The attack vector is network-based with required user interaction. An attacker hosts a malicious RMI server and distributes a crafted Ghidra project file referencing it via ghidra://. When the analyst opens the project, the client connects to the attacker server and deserializes the returned payload, leading to command execution under the analyst's account.

No synthetic exploit code is published here.
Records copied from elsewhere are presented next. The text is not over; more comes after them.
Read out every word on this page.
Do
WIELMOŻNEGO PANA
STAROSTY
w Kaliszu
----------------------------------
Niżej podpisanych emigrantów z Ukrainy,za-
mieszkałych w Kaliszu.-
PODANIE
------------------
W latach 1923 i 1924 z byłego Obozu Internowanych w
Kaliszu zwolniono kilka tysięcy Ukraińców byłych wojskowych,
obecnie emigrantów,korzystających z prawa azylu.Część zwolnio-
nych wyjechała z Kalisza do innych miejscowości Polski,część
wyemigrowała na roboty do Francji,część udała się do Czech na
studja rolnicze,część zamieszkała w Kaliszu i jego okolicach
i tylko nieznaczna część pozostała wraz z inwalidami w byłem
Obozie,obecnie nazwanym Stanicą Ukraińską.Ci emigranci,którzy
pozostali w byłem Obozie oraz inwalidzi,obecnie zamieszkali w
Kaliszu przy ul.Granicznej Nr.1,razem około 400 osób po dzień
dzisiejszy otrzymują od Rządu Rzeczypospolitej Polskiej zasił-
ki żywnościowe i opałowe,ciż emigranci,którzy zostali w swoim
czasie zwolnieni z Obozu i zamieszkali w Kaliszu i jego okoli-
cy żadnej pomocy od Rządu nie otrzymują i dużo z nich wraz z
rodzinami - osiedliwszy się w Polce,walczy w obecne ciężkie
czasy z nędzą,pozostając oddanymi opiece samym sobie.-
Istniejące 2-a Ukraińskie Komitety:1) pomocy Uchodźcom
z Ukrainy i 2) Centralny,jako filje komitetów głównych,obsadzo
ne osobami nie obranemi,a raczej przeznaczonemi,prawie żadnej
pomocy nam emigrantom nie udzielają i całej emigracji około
Refer to the VulnCheck Advisory and the GitHub Security Advisory GHSA-fgg5-g275-7742 for technical details on the gadget chain and patched code paths.

Detection Methods for CVE-2026-52751

Indicators of Compromise

  • Ghidra project files received from untrusted sources containing ghidra:// URLs pointing to external hosts
  • Outbound TCP connections from the Ghidra Java process to unexpected RMI ports (typically 1099 or high ephemeral ports)
  • Child processes spawned by the Ghidra JVM that are not part of normal analysis workflow, such as sh, cmd.exe, powershell.exe, or python

Detection Strategies

  • Inspect process trees for the Ghidra Java executable launching command interpreters or scripting hosts
  • Monitor for Java RMI traffic originating from analyst workstations to external networks
  • Hunt for newly created Ghidra project archives on shared drives or email gateways and review embedded URLs

Monitoring Recommendations

  • Log execution of ghidraRun and the underlying java process with full command lines and parent-child relationships
  • Alert on EDR telemetry showing the Ghidra JVM writing executables or scheduled tasks
  • Capture network flows from analyst subnets to identify unexpected RMI or JRMP connections

How to Mitigate CVE-2026-52751

Immediate Actions Required

  • Upgrade Ghidra to version 12.1 or later on all analyst workstations
  • Block opening of Ghidra project files received from untrusted email, chat, or web sources until patched
  • Restrict outbound network access from reverse-engineering workstations to known-good RMI endpoints only

Patch Information

The vulnerability is fixed in Ghidra 12.1. The upstream fix is tracked in the Ghidra GitHub commit 91a26910 and documented in GHSA-fgg5-g275-7742. The patch adds filtering to the Shared-Project RMI client deserialization path so that untrusted classes cannot be instantiated.

Workarounds

  • Do not open Ghidra project files (.gpr, .rep) sourced from third parties on a patched-only basis
  • Disable or avoid the Shared-Project feature until the upgrade is applied
  • Run Ghidra inside an isolated virtual machine or container with no outbound network access to limit blast radius
  • Use host firewall rules to block the Ghidra JVM from initiating outbound RMI connections
bash
# Verify installed Ghidra version and upgrade
./ghidraRun --version
# Download Ghidra 12.1+ from the official release page and replace the install directory
# Example firewall rule (Linux nftables) to block outbound RMI from analyst host
nft add rule inet filter output tcp dport {1098,1099,1100} drop

Disclaimer: This content was generated using AI. While we strive for accuracy, please verify critical information with official sources.